Anti-biotin antibody conjugated to HRP (ab34645, Abcam, Cambridge, UK) was applied to cover the specimen. Of the antibody 10 mg/2 mL was diluted 1:100. One hundred microliters of the diluted antibody was applied to cover each specimen, followed by a 30 min incubation. After the incubation, the specimen was gently rinsed with PBS and placed in a fresh buffer bath.
The specimen was covered with 100 μL of AEC + substrate-chromogen solution for 10 min, i.e., 3-amino-9-ethylcarbazole containing hydrogen peroxide, stabilizers, enhancers and an anti-microbial agent (Dako, Glostrup, Denmark). After that period the specimen was again rinsed with PBS.

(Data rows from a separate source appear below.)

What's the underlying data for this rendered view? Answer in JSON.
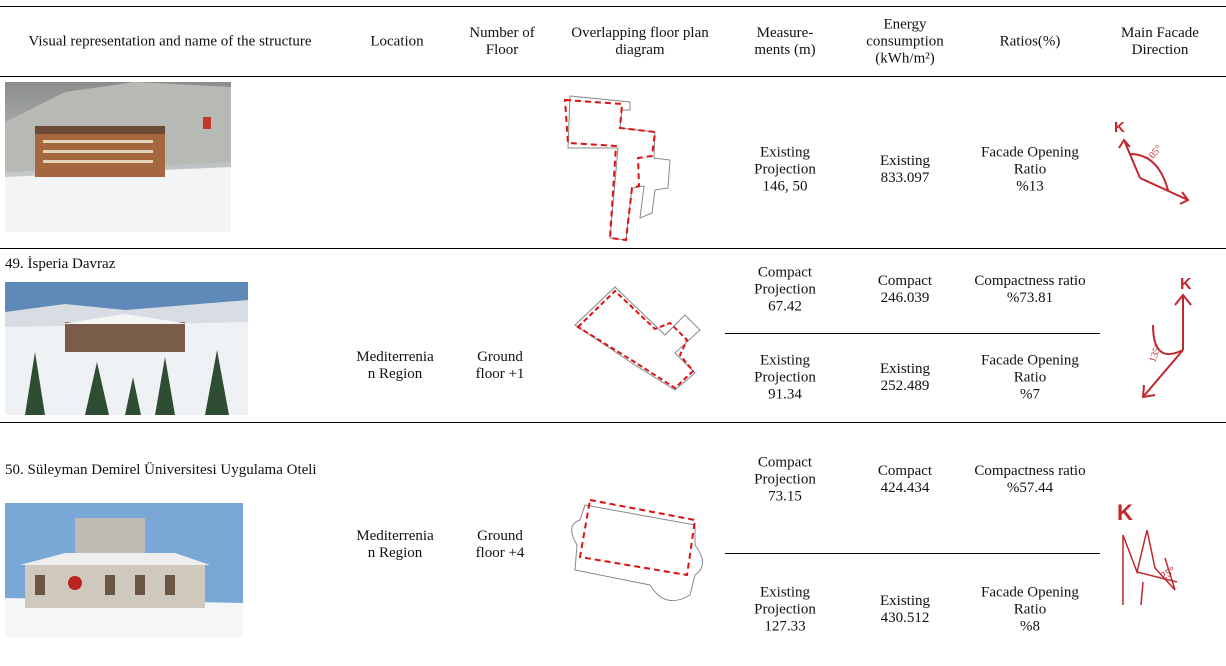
{
  "table": {
    "headers": [
      "Visual representation and name of the structure",
      "Location",
      "Number of Floor",
      "Overlapping floor plan diagram",
      "Measure-ments (m)",
      "Energy consumption (kWh/m²)",
      "Ratios(%)",
      "Main Facade Direction"
    ],
    "rows": [
      {
        "existing": {
          "measurement": {
            "label": "Existing Projection",
            "value": "146, 50"
          },
          "energy": {
            "label": "Existing",
            "value": "833.097"
          },
          "ratio": {
            "label": "Facade Opening Ratio",
            "value": "%13"
          }
        },
        "direction": {
          "north": "K",
          "angle": "105°"
        }
      },
      {
        "name": "49. İsperia Davraz",
        "location": "Mediterrenia\nn Region",
        "floors": "Ground\nfloor +1",
        "compact": {
          "measurement": {
            "label": "Compact Projection",
            "value": "67.42"
          },
          "energy": {
            "label": "Compact",
            "value": "246.039"
          },
          "ratio": {
            "label": "Compactness ratio",
            "value": "%73.81"
          }
        },
        "existing": {
          "measurement": {
            "label": "Existing Projection",
            "value": "91.34"
          },
          "energy": {
            "label": "Existing",
            "value": "252.489"
          },
          "ratio": {
            "label": "Facade Opening Ratio",
            "value": "%7"
          }
        },
        "direction": {
          "north": "K",
          "angle": "135°"
        }
      },
      {
        "name": "50. Süleyman Demirel Üniversitesi Uygulama Oteli",
        "location": "Mediterrenia\nn Region",
        "floors": "Ground\nfloor +4",
        "compact": {
          "measurement": {
            "label": "Compact Projection",
            "value": "73.15"
          },
          "energy": {
            "label": "Compact",
            "value": "424.434"
          },
          "ratio": {
            "label": "Compactness ratio",
            "value": "%57.44"
          }
        },
        "existing": {
          "measurement": {
            "label": "Existing Projection",
            "value": "127.33"
          },
          "energy": {
            "label": "Existing",
            "value": "430.512"
          },
          "ratio": {
            "label": "Facade Opening Ratio",
            "value": "%8"
          }
        },
        "direction": {
          "north": "K",
          "angle": "25°"
        }
      }
    ]
  }
}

The slides were immersed in a bath of aqueous hematoxylin (Mayerr’s hematoxylin), and rinsed gently in a distilled water bath. The slides were dipped 10 times into a bath of ammonia (0.037 mol/L), and then rinsed in a bath of distilled water for four minutes.
The specimens were mounted and coverslipped with non-aqueous permanent mounting medium Ultramount.